The poems Bhutto and Faleiro have included alongside these essays provide moments of poignant lyricism throughout the book. The refrain of “I grant you refuge” in Hiba Abu Naba’s poem, written only 10 days before she was killed in an Israeli airstrike on October 20, 2023, lends the besieged speaker, trapped by conflict, some semblance of volition. Its closing lines—all too prescient—envision freedom from war in the afterlife:

“I grant you refuge in knowing / that the dust will clear, / and they who fell in love and died together / will one day laugh.”

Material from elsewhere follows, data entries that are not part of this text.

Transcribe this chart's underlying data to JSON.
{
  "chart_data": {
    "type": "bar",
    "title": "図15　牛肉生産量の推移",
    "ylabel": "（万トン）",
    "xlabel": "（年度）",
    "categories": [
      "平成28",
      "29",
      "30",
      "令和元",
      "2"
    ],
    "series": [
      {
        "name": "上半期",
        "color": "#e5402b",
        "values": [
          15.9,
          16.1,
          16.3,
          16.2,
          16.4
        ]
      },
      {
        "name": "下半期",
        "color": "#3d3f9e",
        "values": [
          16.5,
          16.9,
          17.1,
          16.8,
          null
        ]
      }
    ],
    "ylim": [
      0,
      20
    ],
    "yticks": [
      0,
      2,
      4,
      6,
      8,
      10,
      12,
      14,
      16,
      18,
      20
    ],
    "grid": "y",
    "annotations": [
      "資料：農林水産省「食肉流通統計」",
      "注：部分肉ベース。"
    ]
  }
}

Like Naba’s, Ahmed Masoud’s closing poem, “To Khalid,” also looks beyond the present as the speaker addresses a brother who has died: “As you busy yourself doing things for others / Like you have always done / Whatever you do, just stay there / I am coming, I won’t be long.” The final sentence is ambiguous: Has the speaker accepted a premature death as his ultimate fate? 

Since the book’s publication, several developments have occurred in the Gaza War, the most significant being the ceasefire that went into effect on October 10. As with any document written and compiled in medias res, readers will be able to place Gaza: The Story of a Genocide in a timeline based on what is and is not included in the book. Thousands more Palestinians were killed in the time since the final writings in the collection were completed.     

In her essay “On the Purposeful Killing of Storytellers and Truth Tellers,” Huda J. Fakhreddine opens with a description of a video from October 2024 in which Al Jazeera journalist Anas al-Sharif learns of the death of many of his family members while reading a report from a handheld device live on the air. “He rearranged the information on his screen,” she writes, “as if in the hope that a reordering of the phrases would change the reality, ‘One of the houses targeted belong [sic] to the al-Sharif family …’ Did his mind wander in the neighborhood for a second, trying to locate that house, thinking to himself, do I know which one?” 

“How many Palestinians in Gaza have been put on the cross like this,” Fakhreddine asks, “on the cross of unfathomable grief, enduring the horror of their immeasurable agony, as a spectacle for a hardened world to see?” What Fakhreddine didn’t know at the time of writing was that, in less than a year, al-Sharif would become yet another casualty in Israel’s war on journalists. The 28-year-old reporter was killed in August 2025 alongside several other colleagues in a targeted Israeli attack on a press tent in Gaza City.

Fakhreddine’s essay goes on to furnish readers with a litany of murdered journalists. You could almost call her listing tedious if it weren’t so chilling. All in all, she writes that Israel killed 130 journalists between October 2023 and November 2024, “one of the deadliest times for journalists in recent history.” That number has since risen to more than 270. 

Amid Israel’s assault on truth telling, a book like Gaza: The Story of a Genocide is all the more relevant. In its pages, Palestinians share their stories in their own words, and in their own genres. A face on a screen becomes a voice in your head.